Когда рев огня унялся до ровного гула, Барлоццо велел мне подбросить немного розмарина и добавил:
— Тебе приятно, а каштанам не повредит.
Фернандо высыпал первую порцию на сковороду и пристроил ее между углями и пламенем.
— Каштаны такие свежие, что через несколько минут будут готовы. Только сковородку все время встряхивай, — посоветовал Барлоццо.
Он взял дело в свои умелые руки, легким движением кисти подбросил каштаны на сковороде и снова поймал, выронив всего один. Потребовал красного вина, и я поспешила налить ему стакан, но ему нужна была целая бутылка. Получив ее, он, прикрыв горлышко большим пальцем, спрыснул каштаны, осенил их крестным знамением в облачке влажного винного пара.
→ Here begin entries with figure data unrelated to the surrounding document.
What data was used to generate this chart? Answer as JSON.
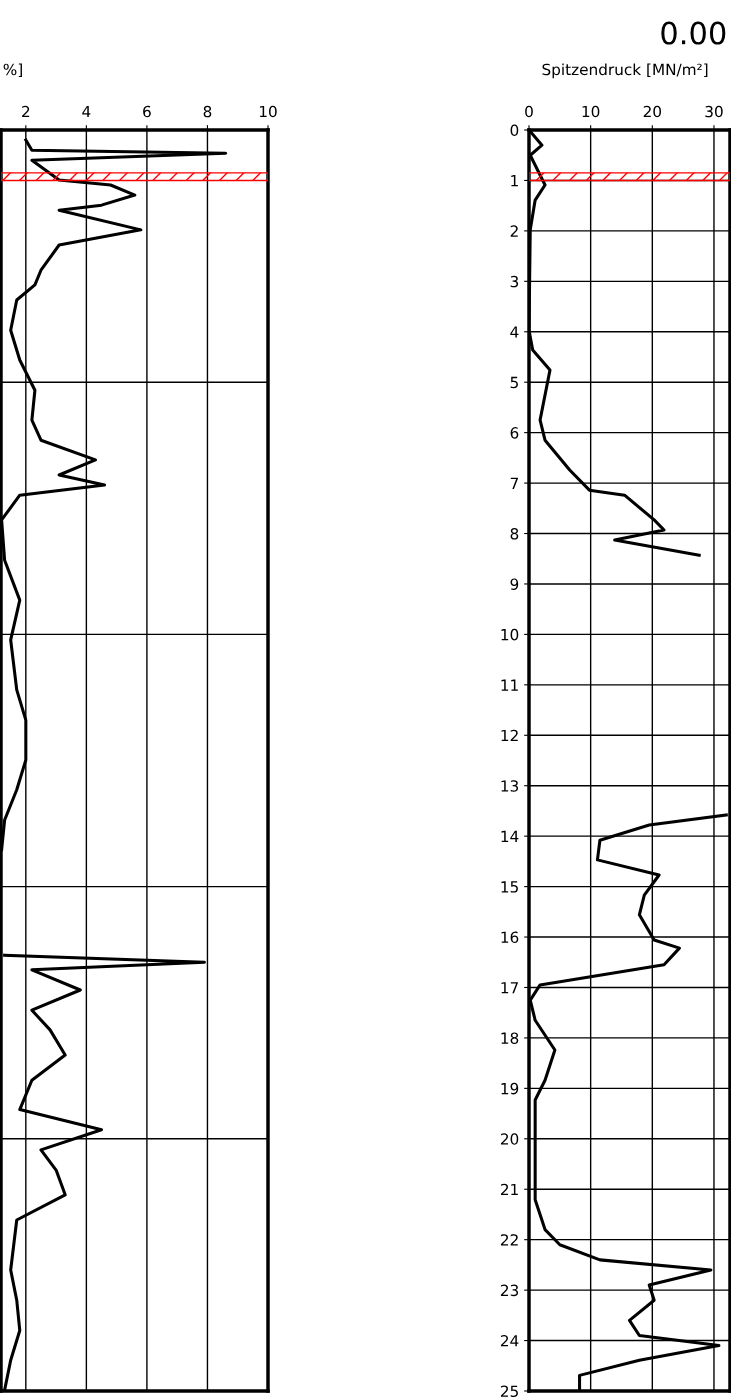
{
  "chart_data": [
    {
      "type": "line",
      "xlabel": "%]",
      "xlim": [
        1.18,
        10
      ],
      "xticks": [
        2,
        4,
        6,
        8,
        10
      ],
      "ylim": [
        25,
        0
      ],
      "yticks": [
        0,
        5,
        10,
        15,
        20,
        25
      ],
      "tick_labels": "x",
      "grid": true,
      "marker": "none",
      "line_style": "solid",
      "bands": [
        {
          "axis": "y",
          "from": 0.85,
          "to": 1.0,
          "color": "#ff0000"
        }
      ],
      "series": [
        {
          "color": "#000000",
          "x": [
            2.0,
            2.2,
            8.6,
            2.2,
            3.1,
            4.8,
            5.6,
            4.5,
            3.1,
            5.8,
            3.1,
            2.5,
            2.3,
            1.7,
            1.5,
            1.8,
            2.3,
            2.2,
            2.5,
            4.3,
            3.1,
            4.6,
            1.8,
            1.2,
            1.3,
            1.8,
            1.5,
            1.7,
            2.0,
            2.0,
            1.7,
            1.3,
            1.2
          ],
          "values": [
            0.2,
            0.4,
            0.46,
            0.6,
            0.99,
            1.09,
            1.29,
            1.49,
            1.59,
            1.98,
            2.28,
            2.78,
            3.07,
            3.37,
            3.97,
            4.56,
            5.16,
            5.75,
            6.15,
            6.54,
            6.84,
            7.04,
            7.24,
            7.73,
            8.53,
            9.32,
            10.11,
            11.1,
            11.7,
            12.49,
            13.08,
            13.68,
            14.27
          ]
        },
        {
          "color": "#000000",
          "x": [
            1.3,
            7.9,
            2.2,
            3.8,
            2.2,
            2.8,
            3.3,
            2.2,
            1.8,
            4.5,
            2.5,
            3.0,
            3.3,
            1.7,
            1.5,
            1.7,
            1.8,
            1.5,
            1.3
          ],
          "values": [
            16.36,
            16.5,
            16.65,
            17.05,
            17.45,
            17.84,
            18.34,
            18.84,
            19.42,
            19.82,
            20.22,
            20.62,
            21.11,
            21.61,
            22.6,
            23.2,
            23.8,
            24.39,
            24.98
          ]
        }
      ]
    },
    {
      "type": "line",
      "xlabel": "Spitzendruck [MN/m²]",
      "title": "0.00",
      "xlim": [
        0,
        32.6
      ],
      "xticks": [
        0,
        10,
        20,
        30
      ],
      "ylim": [
        25,
        0
      ],
      "yticks": [
        0,
        1,
        2,
        3,
        4,
        5,
        6,
        7,
        8,
        9,
        10,
        11,
        12,
        13,
        14,
        15,
        16,
        17,
        18,
        19,
        20,
        21,
        22,
        23,
        24,
        25
      ],
      "grid": true,
      "marker": "none",
      "line_style": "solid",
      "bands": [
        {
          "axis": "y",
          "from": 0.85,
          "to": 1.0,
          "color": "#ff0000"
        }
      ],
      "series": [
        {
          "color": "#000000",
          "x": [
            0,
            2.1,
            0.2,
            2.6,
            1.0,
            0.2,
            0,
            0.6,
            3.4,
            1.8,
            2.6,
            6.6,
            9.8,
            15.5,
            20.3,
            21.9,
            13.9,
            27.6
          ],
          "values": [
            0,
            0.3,
            0.5,
            1.09,
            1.39,
            1.98,
            3.97,
            4.36,
            4.76,
            5.75,
            6.15,
            6.74,
            7.14,
            7.24,
            7.73,
            7.93,
            8.13,
            8.43
          ]
        },
        {
          "color": "#000000",
          "x": [
            32.0,
            19.5,
            11.5,
            11.1,
            21.1,
            18.7,
            17.9,
            20.3,
            24.4,
            21.9,
            1.8,
            0.2,
            1.0,
            4.2,
            2.6,
            1.0,
            1.0,
            2.6,
            5.0,
            11.5,
            29.5,
            19.5,
            20.3,
            16.3,
            17.9,
            30.8,
            17.9,
            8.2,
            8.2
          ],
          "values": [
            13.58,
            13.78,
            14.08,
            14.47,
            14.77,
            15.17,
            15.56,
            16.06,
            16.22,
            16.55,
            16.95,
            17.25,
            17.65,
            18.24,
            18.84,
            19.23,
            21.21,
            21.8,
            22.1,
            22.4,
            22.6,
            22.9,
            23.2,
            23.6,
            23.9,
            24.1,
            24.39,
            24.69,
            24.98
          ]
        }
      ]
    }
  ]
}
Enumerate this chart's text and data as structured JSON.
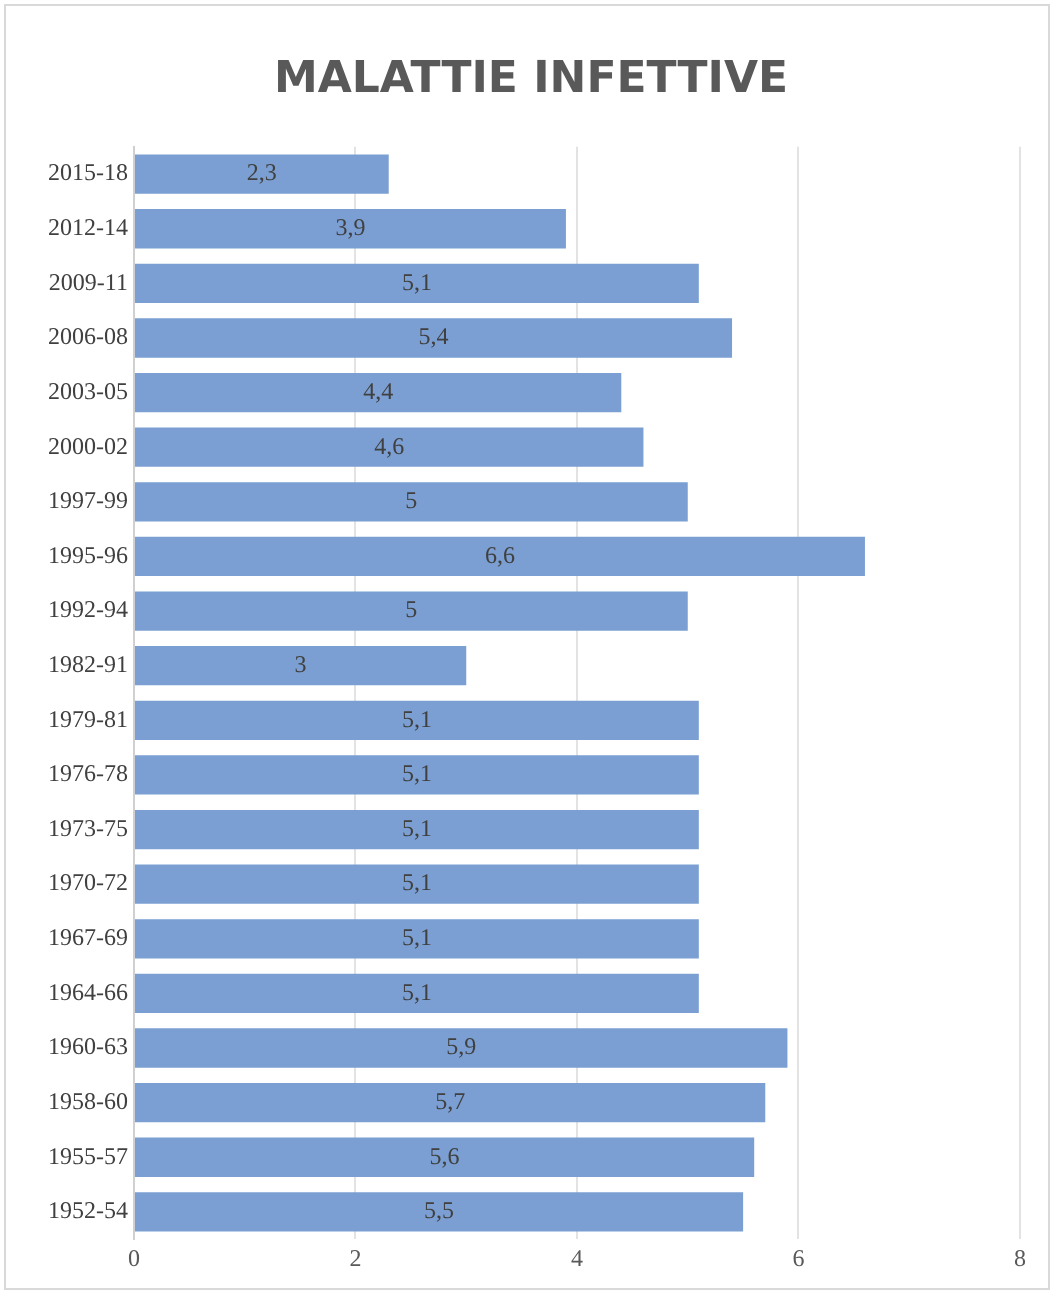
{
  "chart_data": {
    "type": "bar",
    "orientation": "horizontal",
    "title": "MALATTIE INFETTIVE",
    "categories": [
      "2015-18",
      "2012-14",
      "2009-11",
      "2006-08",
      "2003-05",
      "2000-02",
      "1997-99",
      "1995-96",
      "1992-94",
      "1982-91",
      "1979-81",
      "1976-78",
      "1973-75",
      "1970-72",
      "1967-69",
      "1964-66",
      "1960-63",
      "1958-60",
      "1955-57",
      "1952-54"
    ],
    "values": [
      2.3,
      3.9,
      5.1,
      5.4,
      4.4,
      4.6,
      5,
      6.6,
      5,
      3,
      5.1,
      5.1,
      5.1,
      5.1,
      5.1,
      5.1,
      5.9,
      5.7,
      5.6,
      5.5
    ],
    "value_labels": [
      "2,3",
      "3,9",
      "5,1",
      "5,4",
      "4,4",
      "4,6",
      "5",
      "6,6",
      "5",
      "3",
      "5,1",
      "5,1",
      "5,1",
      "5,1",
      "5,1",
      "5,1",
      "5,9",
      "5,7",
      "5,6",
      "5,5"
    ],
    "color": "#7b9fd2",
    "xlim": [
      0,
      8
    ],
    "xticks": [
      0,
      2,
      4,
      6,
      8
    ],
    "grid": "x"
  }
}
— Так нежнее получатся, — сказал он.
Мы сидели перед огнем, поставив перед собой две миски. Одна — для обжаренных каштанов, другая для шелухи и кожуры, которая снималась легко, как пижамка с младенца. Мы продолжали надрезать крестом и жарить новые каштаны, и крестили их вином, и ели, и пили. Я завернулась в два слоя пухового одеяла, подложила под голову, на очажную приступку, подушку, а Фернандо с Барлоццо изображали заставки на книжной странице, сидя по обе стороны чайного столика. Барлоццо рассказывал:
— Во время больших войн люди иногда одними каштанами и питались. Да и в другое время часто бывало. В здешних местах еще лет пятьдесят назад сбор каштанов был такой же непременной частью сельской жизни, как виноградарство и откорм свиней. Со времен Средневековья, а может, и много дольше, каштаны — основная еда. Листьями кормили свиней и кур, скорлупа шла на растопку — кроме самых трудных времен, когда из нее делали заварку для питья, — а когда деревья приносили в жертву, из их толстых прочных стволов плотники мастерили примитивную мебель. Из чего, по-вашему, сделан ваш madia? — Он указал на средневековый сундук, на откинутой крышке которого я оставила подходить хлебное тесто.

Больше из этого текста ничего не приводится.